El verdugo levantó la espada y la dejó caer, pero con tan mala suerte, que vino a dar en la mandíbula y dejó la cabeza colgando. El cuerpo de la mártir se desplomó, estremeciéndose con los últimos espasmos de la muerte. Alodia se acercó a él para extender con decoro el vestido, y aún pudo recoger la postrer mirada de aquellos ojos queridos. Después, impaciente de sufrir, extendió también ella su cabeza; pero se oyó la voz del juez que decía:
—Un instante, joven; puedes salvarte. Aún estás a tiempo; no seas tan loca como tu hermana.
—No, no—respondió la virgen con decisión—; yo también quiero morir. La espada... pronto. No quiero vivir sola.

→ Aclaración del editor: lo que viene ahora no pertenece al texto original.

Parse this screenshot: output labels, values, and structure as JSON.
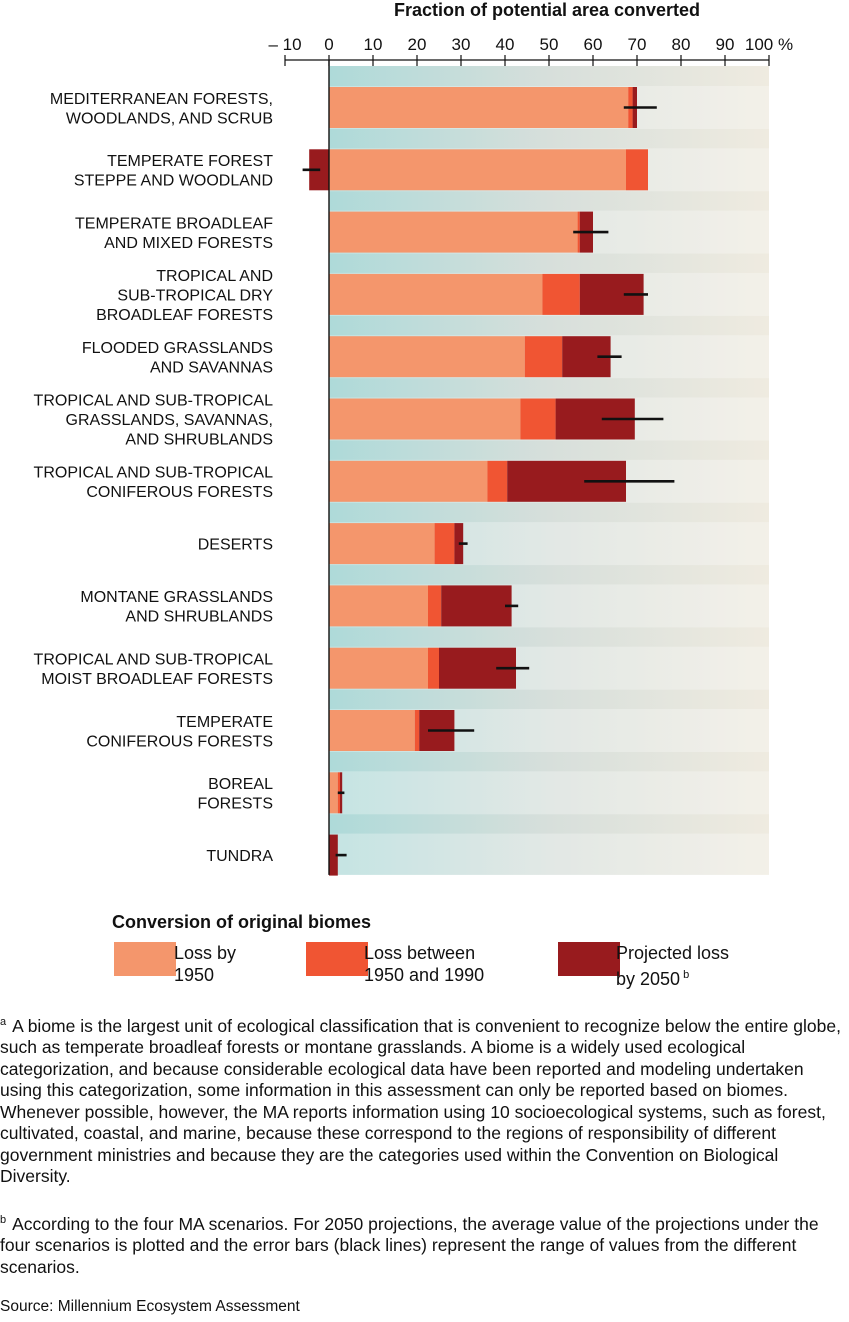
{
  "chart_data": {
    "type": "bar",
    "orientation": "horizontal",
    "stacked": true,
    "title": "Fraction of potential area converted",
    "xlim": [
      -10,
      100
    ],
    "x_ticks": [
      "– 10",
      "0",
      "10",
      "20",
      "30",
      "40",
      "50",
      "60",
      "70",
      "80",
      "90",
      "100 %"
    ],
    "tick_values": [
      -10,
      0,
      10,
      20,
      30,
      40,
      50,
      60,
      70,
      80,
      90,
      100
    ],
    "grid": false,
    "categories": [
      "MEDITERRANEAN FORESTS,\nWOODLANDS, AND SCRUB",
      "TEMPERATE FOREST\nSTEPPE AND WOODLAND",
      "TEMPERATE BROADLEAF\nAND MIXED FORESTS",
      "TROPICAL AND\nSUB-TROPICAL DRY\nBROADLEAF FORESTS",
      "FLOODED GRASSLANDS\nAND SAVANNAS",
      "TROPICAL AND SUB-TROPICAL\nGRASSLANDS, SAVANNAS,\nAND SHRUBLANDS",
      "TROPICAL AND SUB-TROPICAL\nCONIFEROUS FORESTS",
      "DESERTS",
      "MONTANE GRASSLANDS\nAND SHRUBLANDS",
      "TROPICAL AND SUB-TROPICAL\nMOIST BROADLEAF FORESTS",
      "TEMPERATE\nCONIFEROUS FORESTS",
      "BOREAL\nFORESTS",
      "TUNDRA"
    ],
    "series": [
      {
        "name": "Loss by 1950",
        "color": "#f4966c",
        "values": [
          68,
          67.5,
          56.5,
          48.5,
          44.5,
          43.5,
          36,
          24,
          22.5,
          22.5,
          19.5,
          2,
          0
        ]
      },
      {
        "name": "Loss between 1950 and 1990",
        "color": "#f05533",
        "values": [
          1,
          5,
          0.5,
          8.5,
          8.5,
          8,
          4.5,
          4.5,
          3,
          2.5,
          1,
          0.5,
          0
        ]
      },
      {
        "name": "Projected loss by 2050",
        "color": "#981b1e",
        "values": [
          1,
          -4.5,
          3,
          14.5,
          11,
          18,
          27,
          2,
          16,
          17.5,
          8,
          0.5,
          2
        ]
      }
    ],
    "error_bars_2050": [
      [
        67,
        74.5
      ],
      [
        -6,
        -2
      ],
      [
        55.5,
        63.5
      ],
      [
        67,
        72.5
      ],
      [
        61,
        66.5
      ],
      [
        62,
        76
      ],
      [
        58,
        78.5
      ],
      [
        29.5,
        31.5
      ],
      [
        40,
        43
      ],
      [
        38,
        45.5
      ],
      [
        22.5,
        33
      ],
      [
        2,
        3.5
      ],
      [
        1.5,
        4
      ]
    ]
  },
  "legend": {
    "title": "Conversion of original biomes",
    "items": [
      {
        "line1": "Loss by",
        "line2": "1950",
        "sup": "",
        "color": "#f4966c"
      },
      {
        "line1": "Loss between",
        "line2": "1950 and 1990",
        "sup": "",
        "color": "#f05533"
      },
      {
        "line1": "Projected loss",
        "line2": "by 2050",
        "sup": "b",
        "color": "#981b1e"
      }
    ]
  },
  "notes": {
    "a_mark": "a",
    "a_text": "A biome is the largest unit of ecological classification that is convenient to recognize below the entire globe, such as temperate broadleaf forests or montane grasslands.  A biome is a widely used ecological categorization, and because considerable ecological data have been reported and modeling undertaken using this categorization, some information in this assessment can only be reported based on biomes.  Whenever possible, however, the MA reports information using 10 socioecological systems, such as forest, cultivated, coastal, and marine, because these correspond to the regions of responsibility of different government ministries and because they are the categories used within the Convention on Biological Diversity.",
    "b_mark": "b",
    "b_text": "According to the four MA scenarios. For 2050 projections, the average value of the projections under the four scenarios is plotted and the error bars (black lines) represent the range of values from the different scenarios."
  },
  "source": "Source: Millennium Ecosystem Assessment",
  "colors": {
    "background_band_teal": "#b5dcdb",
    "background_band_beige": "#ece8dc",
    "error_bar": "#111111"
  }
}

Al decir estas palabras, vio cruzar el aire una paloma blanca. Pensó que era el alma de Nunila, y anadió:
—Aguárdame, hermana; sólo un momento.
Después, sujetando el vestido con el velo en torno de las piernas y cubriendo la faz con los cabellos, se arrodilló junto al cuerpo de su hermana y ofreció al verdugo la cabeza. Así, con esta gracia campestre, con esta sencillez hogareña, dieron su vida las dos nobles heroínas de las montañas de Huesca. Algo más tarde, sus cuerpos, lirios convertidos en rosas, fueron trasladados al monasterio más famoso de Navarra, San Salvador de Leyre, y allí, en una arqueta de marfil, obra maestra del arte hispanoárabe, adornada de ciervos, leones y follajes, descansarán durante siglos. En las ruinas de la abadía desierta, a uno y otro lado de la puerta románica, admira todavía el turista las imágenes de las vírgenes intrépidas, que, envueltas en sus amplias cicladas, pisotean la cabeza de la bestia que un día vencieron con su muerte.